Popular rebellion continued to grow in the cities and the countryside. The "May Thirtieth Movement" erupted in 1925, after protesters were killed in Shanghai's imperialist districts, leading to strikes across China's industrial areas. A wave of peasant insurrections swept Hunan Province in the following months. As the party participated in both of these struggles, it ballooned in size. From only 1,000 members at the start 1925, membership leapt to 10,000 with the May Thirtieth Movement; 30,000 by July 1926; and 58,000 by April 1927. The KMT was also emboldened by the wave of rebellions. In 1926, Chiang Kai-Shek launched a military campaign to unify China and bring warlordism to an end: the Northern Expedition. CCP cadres worked in tandem to help bring the KMT to power. As Chiang's armies moved through southern China, the party mobilized 1.2 million workers and 800,000 peasants in a series of strikes and uprisings.

Yet as the KMT ascended, its antagonism with the CCP became ever more apparent. After being brought to power in Guangzhou by a general strike, Chiang disbanded the leading Canton–Hong Kong strike committee and imprisoned party cadres. At this "betrayal" many CCP members moved to split with the KMT but were prevented from doing so by Borodin, who instructed CCP members to apologize to Chiang and refrain from conducting agrarian reforms or seizing private property in the province. The party's leaders dutifully followed suit.
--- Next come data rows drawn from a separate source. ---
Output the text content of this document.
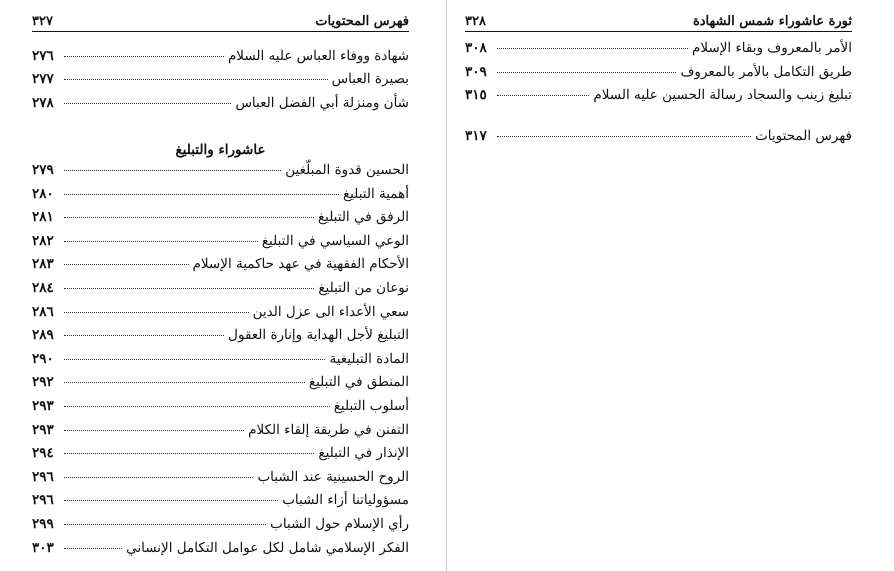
فهرس المحتويات
٣٢٧
شهادة ووفاء العباس عليه السلام
٢٧٦
بصيرة العباس
٢٧٧
شأن ومنزلة أبي الفضل العباس
٢٧٨
عاشوراء والتبليغ
الحسين قدوة المبلّغين
٢٧٩
أهمية التبليغ
٢٨٠
الرفق في التبليغ
٢٨١
الوعي السياسي في التبليغ
٢٨٢
الأحكام الفقهية في عهد حاكمية الإسلام
٢٨٣
نوعان من التبليغ
٢٨٤
سعي الأعداء الى عزل الدين
٢٨٦
التبليغ لأجل الهداية وإنارة العقول
٢٨٩
المادة التبليغية
٢٩٠
المنطق في التبليغ
٢٩٢
أسلوب التبليغ
٢٩٣
التفنن في طريقة إلقاء الكلام
٢٩٣
الإنذار في التبليغ
٢٩٤
الروح الحسينية عند الشباب
٢٩٦
مسؤولياتنا أزاء الشباب
٢٩٦
رأي الإسلام حول الشباب
٢٩٩
الفكر الإسلامي شامل لكل عوامل التكامل الإنساني
٣٠٣
ثورة عاشوراء شمس الشهادة
٣٢٨
الأمر بالمعروف وبقاء الإسلام
٣٠٨
طريق التكامل بالأمر بالمعروف
٣٠٩
تبليغ زينب والسجاد رسالة الحسين عليه السلام
٣١٥
فهرس المحتويات
٣١٧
With working-class militancy stifled in the south, Chiang launched his military expedition in June 1926. Again the CCP organized strikes and uprisings ahead of Chiang's advancing army, and by February 1927, KMT troops were approaching the working-class stronghold of Shanghai. The Shanghai General Labor Union called for a general strike to usher Chiang to power, fielding 350,000 workers in street battles, but Chiang halted his forces at the outskirts of the city and waited for the movement to exhaust itself. Only after a second wave of street fighting brought 500,000–800,000 workers into the streets, at great human cost, did Chiang take the city. With the industrial heart of China under his control and the workers exhausted, Chiang ordered his First Division troops — composed of revolutionary soldiers from Shanghai — out of the area. He then executed a purge of all communist forces in the city. CCP members were rounded up in raids on union and party offices. Hundreds were imprisoned, and others were executed in the street by gunshot or beheading. The Shanghai purge was repeated across KMT territory over the following year, in a mass crackdown that killed as many as 200,000 CCP members and militant workers. It was a crushing blow to the working-class movement.